Jyoti Sharma ¹, Chandramouli Goswami ¹, Prabudh Goel ¹, VIshesh Jain ¹, Devendra Kumar Yadav ¹, Anjan Kumar Dhua ¹, Sandeep Agarwala ¹, Rahila sardar ², Dinesh Gupta ³

¹ All India Institute of Medical Sciences, New Delhi
² Vgenomics Pvt .Ltd
³ International Centre for Genetic Engineering and Biotechnology

Background:
Hypospadias and anorectal malformations (ARM) are common congenital anomalies that often co-occur due to shared embryological origins in the caudal mesoderm. However, the underlying genetic mechanisms remain poorly understood, particularly in non-syndromic cases.
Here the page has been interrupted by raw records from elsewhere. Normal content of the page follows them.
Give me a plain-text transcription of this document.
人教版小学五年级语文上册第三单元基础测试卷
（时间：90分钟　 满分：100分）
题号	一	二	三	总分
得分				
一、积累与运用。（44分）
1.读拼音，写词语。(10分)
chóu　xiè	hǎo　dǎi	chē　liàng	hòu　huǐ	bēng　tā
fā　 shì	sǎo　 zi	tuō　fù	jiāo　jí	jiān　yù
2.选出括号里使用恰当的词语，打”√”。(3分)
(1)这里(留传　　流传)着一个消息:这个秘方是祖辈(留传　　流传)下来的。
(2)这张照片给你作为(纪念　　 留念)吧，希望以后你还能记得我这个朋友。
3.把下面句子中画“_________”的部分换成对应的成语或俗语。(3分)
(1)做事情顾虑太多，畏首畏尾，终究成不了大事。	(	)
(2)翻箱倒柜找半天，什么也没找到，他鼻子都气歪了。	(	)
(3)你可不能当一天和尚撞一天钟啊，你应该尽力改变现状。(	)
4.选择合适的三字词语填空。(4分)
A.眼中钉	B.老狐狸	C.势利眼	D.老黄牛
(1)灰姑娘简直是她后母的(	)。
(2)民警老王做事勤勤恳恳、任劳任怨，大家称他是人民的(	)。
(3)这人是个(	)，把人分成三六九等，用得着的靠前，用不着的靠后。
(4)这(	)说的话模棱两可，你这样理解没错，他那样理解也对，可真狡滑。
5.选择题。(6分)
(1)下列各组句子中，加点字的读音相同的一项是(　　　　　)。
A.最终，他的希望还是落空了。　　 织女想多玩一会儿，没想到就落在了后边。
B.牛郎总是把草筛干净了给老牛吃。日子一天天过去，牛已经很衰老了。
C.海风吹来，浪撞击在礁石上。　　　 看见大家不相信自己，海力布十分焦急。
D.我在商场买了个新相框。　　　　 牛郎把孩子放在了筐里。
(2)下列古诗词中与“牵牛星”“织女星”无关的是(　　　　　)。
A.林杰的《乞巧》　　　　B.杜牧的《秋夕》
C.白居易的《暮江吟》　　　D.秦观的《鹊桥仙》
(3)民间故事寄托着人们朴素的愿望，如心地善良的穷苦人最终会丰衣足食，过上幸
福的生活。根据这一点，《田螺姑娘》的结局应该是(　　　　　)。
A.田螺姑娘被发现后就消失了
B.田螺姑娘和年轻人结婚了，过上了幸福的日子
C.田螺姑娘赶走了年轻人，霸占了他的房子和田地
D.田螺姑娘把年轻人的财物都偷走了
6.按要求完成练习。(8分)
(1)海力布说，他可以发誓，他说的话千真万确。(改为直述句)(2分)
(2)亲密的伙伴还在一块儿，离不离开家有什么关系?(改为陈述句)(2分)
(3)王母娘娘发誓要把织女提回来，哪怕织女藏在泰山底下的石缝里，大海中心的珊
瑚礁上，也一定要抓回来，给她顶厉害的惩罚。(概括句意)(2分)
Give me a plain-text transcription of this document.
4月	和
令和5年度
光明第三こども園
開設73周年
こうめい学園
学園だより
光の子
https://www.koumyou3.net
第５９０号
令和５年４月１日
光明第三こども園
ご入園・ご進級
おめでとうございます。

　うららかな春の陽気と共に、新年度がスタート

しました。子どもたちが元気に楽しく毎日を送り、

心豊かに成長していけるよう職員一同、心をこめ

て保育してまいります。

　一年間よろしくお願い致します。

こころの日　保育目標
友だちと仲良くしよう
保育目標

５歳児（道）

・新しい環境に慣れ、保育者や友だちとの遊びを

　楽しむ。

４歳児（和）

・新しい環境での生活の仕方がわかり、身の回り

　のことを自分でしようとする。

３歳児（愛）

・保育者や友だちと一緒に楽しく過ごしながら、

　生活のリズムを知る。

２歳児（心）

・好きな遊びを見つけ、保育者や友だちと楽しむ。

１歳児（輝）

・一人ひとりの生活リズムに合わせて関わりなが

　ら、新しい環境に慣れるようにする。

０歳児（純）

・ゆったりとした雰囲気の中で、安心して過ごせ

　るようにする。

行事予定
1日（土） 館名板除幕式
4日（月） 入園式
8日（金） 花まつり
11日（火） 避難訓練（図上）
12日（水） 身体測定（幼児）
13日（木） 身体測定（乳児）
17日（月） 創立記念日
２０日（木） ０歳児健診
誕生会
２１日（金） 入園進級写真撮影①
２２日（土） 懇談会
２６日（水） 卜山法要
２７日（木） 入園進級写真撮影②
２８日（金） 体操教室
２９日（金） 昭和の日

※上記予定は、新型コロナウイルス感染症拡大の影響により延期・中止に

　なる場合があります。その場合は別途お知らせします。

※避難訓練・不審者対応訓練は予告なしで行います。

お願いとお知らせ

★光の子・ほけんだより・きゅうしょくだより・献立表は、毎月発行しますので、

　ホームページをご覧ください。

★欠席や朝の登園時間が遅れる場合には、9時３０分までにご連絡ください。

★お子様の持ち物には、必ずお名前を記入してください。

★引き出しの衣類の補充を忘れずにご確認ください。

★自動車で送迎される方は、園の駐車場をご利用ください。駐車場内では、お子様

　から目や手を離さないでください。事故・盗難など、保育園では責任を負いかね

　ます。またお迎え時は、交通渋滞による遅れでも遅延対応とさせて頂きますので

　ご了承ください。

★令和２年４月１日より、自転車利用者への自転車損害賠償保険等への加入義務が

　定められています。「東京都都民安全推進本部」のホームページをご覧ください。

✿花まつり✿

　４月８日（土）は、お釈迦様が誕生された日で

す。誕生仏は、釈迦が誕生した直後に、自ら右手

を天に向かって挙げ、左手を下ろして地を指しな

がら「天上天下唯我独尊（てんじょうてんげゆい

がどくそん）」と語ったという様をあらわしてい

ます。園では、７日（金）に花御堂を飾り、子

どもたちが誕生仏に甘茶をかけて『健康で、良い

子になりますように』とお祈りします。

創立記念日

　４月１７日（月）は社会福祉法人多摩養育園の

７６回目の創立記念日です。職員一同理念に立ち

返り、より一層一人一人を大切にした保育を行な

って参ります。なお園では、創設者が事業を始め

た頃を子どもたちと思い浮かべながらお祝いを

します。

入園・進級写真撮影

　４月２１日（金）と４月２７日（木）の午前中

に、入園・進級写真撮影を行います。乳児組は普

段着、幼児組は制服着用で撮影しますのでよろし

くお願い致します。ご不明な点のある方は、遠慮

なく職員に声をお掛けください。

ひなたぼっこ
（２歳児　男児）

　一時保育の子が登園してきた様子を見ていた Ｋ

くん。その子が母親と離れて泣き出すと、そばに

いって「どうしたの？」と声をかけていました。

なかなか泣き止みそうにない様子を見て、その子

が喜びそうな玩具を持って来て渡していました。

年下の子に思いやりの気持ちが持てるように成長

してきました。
Recent advances in next-generation sequencing offer an opportunity to explore the genetic architecture of these complex malformations.

Objective:
To identify rare genetic variants associated with the co-occurrence of hypospadias and ARM using whole exome sequencing (WES) and evaluate their involvement in developmental pathways.

Methods:
Whole exome sequencing was performed on six unrelated male patients presenting with both hypospadias and ARM. Variants were filtered based on rarity (MAF < 0.01), predicted pathogenicity, and relevance to known developmental genes. Variants were classified according to ACMG guidelines.

Results:
All six patients harbored heterozygous variants of uncertain significance (VUS) in genes involved in critical developmental pathways. These included genes related to chromatin remodeling (ARID1B, FBXW7), androgen signaling (HSD17B3, DHCR7), Hedgehog/FGF signaling (RAB23, HS6ST1, RET), mitochondrial function (TWNK, ATAD3A), and mesodermal differentiation (TWIST1). Several genes, such as NEB, ARID1B, CHRNG, and RAB23, were implicated in both hypospadias and cryptorchidism, while RET and SRGAP1 were shared between ARM and CAKUT. Each patient displayed a unique combination of variants, suggesting a high degree of genetic heterogeneity. These findings support a possible oligogenic model, wherein multiple interacting variants contribute to the phenotype.

Conclusion:
This study highlights the presence of diverse VUSs across genes involved in tissue patterning, hormonal signaling, and differentiation, suggesting complex multigenic contributions to the co-occurrence of hypospadias and ARM. The overlapping gene associations across related phenotypes further underscore the need for integrated genetic screening and functional validation in developmental anomaly research.